RSA president Arthur Coviello Jr. says security is hampering innovation and that shouldn't happen. The fix: Security pros need to think different and that means cooking up technology that acts as information security immune system.
Coviello, who delivered his keynote at the RSA conference in San Francisco, said his company's research along with IDC revealed that more than 80 percent of IT, security and business executives said they have shied away from business innovation opportunities because of information security concerns.
That's a telling statistic on many levels, but the big takeaway is that security is a detriment to doing business. Coviello acknowledged that the security industry is facing headwinds from regulation and sophisticated attacks that occur almost daily.
"If we are to be enablers and not inhibitors of innovation we must have this ability to conjecture, to conceive things as they might be. To do so we must think differently about security," says Coviello. "As practitioners your mission is not to say ‘no', but rather ‘how'."

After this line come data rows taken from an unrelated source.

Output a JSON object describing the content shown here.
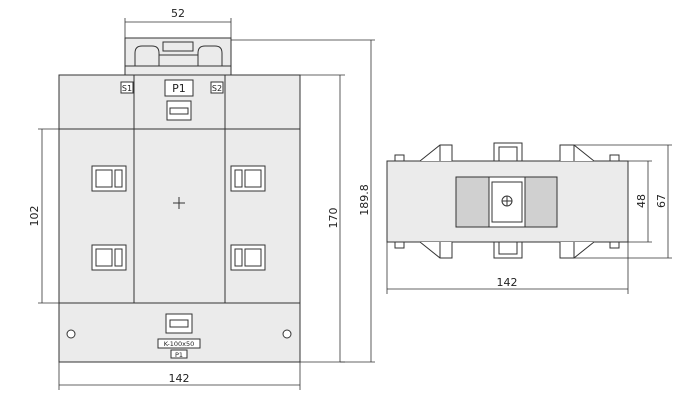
{
  "front_view": {
    "terminal_labels": {
      "s1": "S1",
      "s2": "S2",
      "p1_top": "P1"
    },
    "nameplate": {
      "model": "K-100x50",
      "p1": "P1"
    },
    "dimensions": {
      "top_width": "52",
      "bottom_width": "142",
      "left_height": "102",
      "right_height_inner": "170",
      "right_height_outer": "189.8"
    }
  },
  "side_view": {
    "dimensions": {
      "inner_height": "48",
      "outer_height": "67",
      "width": "142"
    }
  },
  "colors": {
    "body_fill": "#ebebeb",
    "window_fill": "#d0d0d0",
    "line": "#333333"
  }
}
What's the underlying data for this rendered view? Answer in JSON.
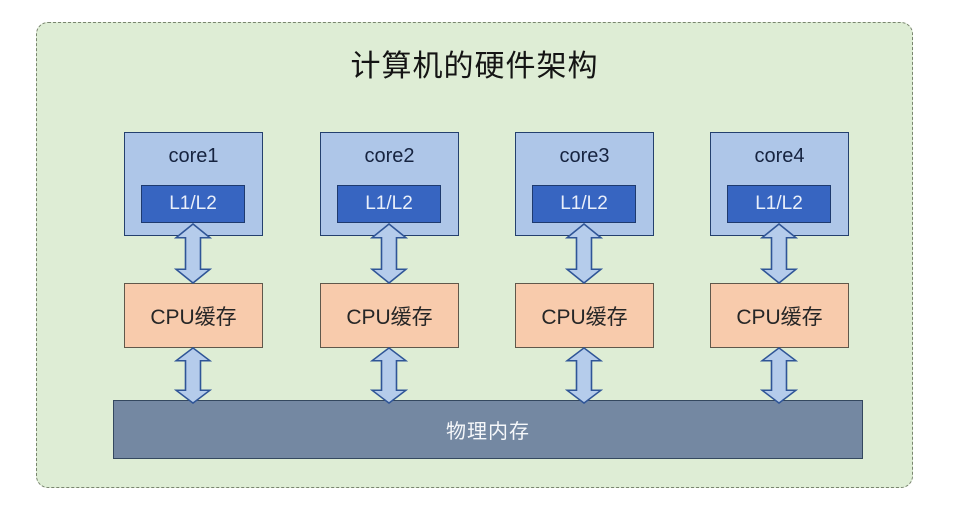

The next time a new idea comes up don't start by saying that it isn't secure. Start by evaluating exposures, the probability of the exposures being exploited and the materiality of the consequences. Then put forth a plan to reduce risk in all three areas. Nothing should be done unless it is in the context of risk.
That's a notable point, but it's not going to happen overnight. It's not like every corporate security wonk will change his name to Mr. Mashup.
For security folks to become more strategic to the business, security has to be baked in from the beginning with "repeatable processes" and then automated. If that happens, security folks can tackle bigger issues and make themselves so-called innovation enablers.
It's all a bit pie in the sky no? Coviello also saved some ammo for regulators:
One clear challenge is the increasingly complex and cumbersome regulatory environment. Now I am not going to suggest that all regulation is unjustified and that businesses can't profit from the level playing field that regulation can create.
However, any regulation can be interpreted to the extreme and when it comes to security, materiality and risk are not often given their proper weighting.
To fix this regulation freeze, Coviello urged the following:
- Congress should pass a data breach notification law that establishes national standards so there aren't 40 separate state bills.
- The government should invest to produce better trained programmers and security professionals.
- Spend more on cyber security research.
- Pass the cyber-crime bill that's already in the Senate. "Cyber criminals will continue to take advantage of legal blind spots and weak penalties until countries, especially the U.S., update their laws and provide more resources for law enforcement. Let's punish criminals, not businesses,' said Coviello.
In an election year, I seriously doubt Coviello will get anything that he wants. That means the technology fixes need to come first. On that front, Coviello urged more automation.
Recognizing that regulators and practitioners will always develop regulations, policies and security system architectures based on people, process and technology why can't the vendor community create and help implement "Thinking Security " systems that automate these processes to the extent possible with capabilities consisting of monitoring, enforcement and compliance.
We must look beyond tools that blindly lock down data toward mechanisms that can understand information and safeguard it intelligently throughout its lifecycle. From targeted advertising, to internet search, to online book recommendations, our daily activities are empowered by a growing computer understanding of human discourse and behavior. Thinking security is about co-opting this intelligence to bring new flexibility and strength to information protection.
Coviello urged trust-based systems that go beyond the password and share information to establish trust. It almost sounds like Coviello is pitching a security immune system.
We believe that a "Thinking Security" system would be based on the dynamic content and behavior based technologies of today. These technologies will evolve quickly, they have to, and need to be linked. All of them share two things in common. One is obvious. One is not. The obvious benefit is that these technologies don't rely on humans to understand the system in advance, they enable far more dynamic methods of control, and they can be adaptable to threats we have not yet conceived of. The not so obvious benefit is that they all provide incredible visibility and insight into how the infrastructure and assets in that infrastructure are being used.
What will it take for such a system? Coviello said that systems need to be autonomous so they can adapt and only ask for human help as a last resort. These newfangled systems also need to act like a Chief Information Security Officer (CISO).
The system will see the infrastructure, when necessary even the data, tells us how it's being used, who's using it, identify risk, and configure itself accordingly. In this future, the infrastructure itself makes recommendations on policy and the appropriate application of policy. This is a future where a file server sees that one of its folders contains highly sensitive PCI data, so it examines usage patterns and recommends a policy, then enforces that policy appropriately, locking down the asset while still enabling the business process the asset is being used for, to function.
Sounds interesting, but I have one question: What happens when hackers get control of this autonomous "Thinking Security" system?